So, as I attempt to bring tabletop gaming back to my group of friends, I had kind of an epiphany:
We, as Americans, need to get back to the table.
There’s something communal, nostalgic and right about gathering around a table as humans. The task could be as simple as eating a meal or as complicated as setting a budget for a fortune-100 company. We’ve been doing it since tables have been around and we Americans have recently been migrating away from it. The Digital Age commands us to accomplish a zillion tasks at once, to work until our eyes bleed and to physically isolate ourselves while we remain connected via technology.
Well, I don’t think the technological link is enough. Nothing replaces the table!
The dinner table: We cannot multitask. No, really – our brains cannot “parallel process” like we think they can:
[from the linked article] “The human brain, with its hundred billion neurons and hundreds of trillions of synaptic connections, is a cognitive powerhouse in many ways. But a core limitation is an inability to concentrate on two things at once.”
Who deserves your attention? The TV? Your family? Your significant other? Well, they all get about half your attention and that’s just shitty. Do the people you live with deserve your attention? Ahem, that may be another argument altogether.
I just believe you make a better connection with your family if you take some time to actually be with each other on a consistent basis. Crazy, I know! The act of sharing a meal goes way back – farther than recorded history. Though I’d never propose we follow anything based upon ingrained tradition alone, I think this one is a keeper. That time without any external influences (I suggest even ignoring the damn phone) can strengthen those important family bonds.
No time to make the dinner table? Yeah, I know that one recently as I have begun to travel for work. In this case, it may be unavoidable. However, make the best use of the time you do have at home and insist upon that table being full.
Live alone? Give yourself a few moments of silence. Step away from the computer or TV. Embrace some silence. You may or may not like it, but you won’t know until you give it a fair shake. Silence may just sneak up and surprise you. I know it does me, every time.
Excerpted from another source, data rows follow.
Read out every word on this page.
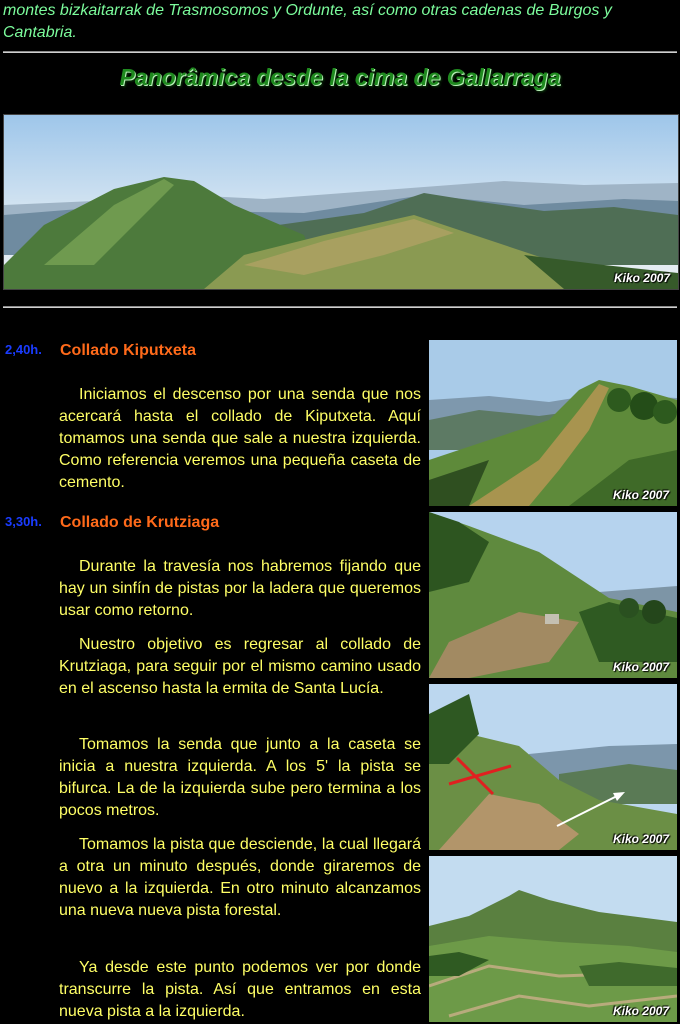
montes bizkaitarrak de Trasmosomos y Ordunte, así como otras cadenas de Burgos y Cantabria.
Panorâmica desde la cima de Gallarraga
Kiko 2007
2,40h. Collado Kiputxeta

Iniciamos el descenso por una senda que nos acercará hasta el collado de Kiputxeta. Aquí tomamos una senda que sale a nuestra izquierda. Como referencia veremos una pequeña caseta de cemento.

3,30h. Collado de Krutziaga

Durante la travesía nos habremos fijando que hay un sinfín de pistas por la ladera que queremos usar como retorno.

Nuestro objetivo es regresar al collado de Krutziaga, para seguir por el mismo camino usado en el ascenso hasta la ermita de Santa Lucía.

Tomamos la senda que junto a la caseta se inicia a nuestra izquierda. A los 5' la pista se bifurca. La de la izquierda sube pero termina a los pocos metros.

Tomamos la pista que desciende, la cual llegará a otra un minuto después, donde giraremos de nuevo a la izquierda. En otro minuto alcanzamos una nueva nueva pista forestal.

Ya desde este punto podemos ver por donde transcurre la pista. Así que entramos en esta nueva pista a la izquierda.

Kiko 2007
Kiko 2007
Kiko 2007
Kiko 2007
The gaming table. This next bit may or may not apply to you. Here’s an easy test:
What does THAC0 stand for?
If you cannot answer that, congratulations! You were likely more popular than I was in school. If you are a dude, you probably touched a woman’s breast years before some of us did (and some of us may still be waiting). If you are a chick, maybe you actually got asked to the prom.
If you *can* answer that question, I’m so sorry… you are like me. You have played tabletop roleplaying games at some point in your life. Chances are, you may have abandoned gaming. Perhaps your interests have shifted. Maybe you moved away from your buds. Whatever the reason, many people in my age category (mid-30’s) have lost their way – tragically separated from the table. They may still play computer/console games, but the table is a distant memory.
I have played roleplaying, board and card games throughout my life. However, until recently, I was strictly playing computer games. Then, slowly, we began to emerge from the darkness.
We discovered some fantastic board games like Settlers of Catan, Battlestar Galactica and Last Night on Earth (I cannot personally take credit for any of these discoveries). And very recently we started playing the Serenity Tabletop RPG.
Though computer games fill an important niche (on-demand-gaming), nothing can replace the experience of the tabletop. To look your opponent (or ally) in the eyes as you destroy (or help) them is exhilarating. The act of moving pieces or playing cards provides a tactile component that’s missing from the computer screen (and skype conference). The whole experience is richer and more alive when you have everyone at the table.
The simple act of gathering around a table to eat or play a game may prove complicated in your life. But, if you are able, I urge you to try to make the effort. The rewards outweight the inconvenience in our fast-paced, American lives.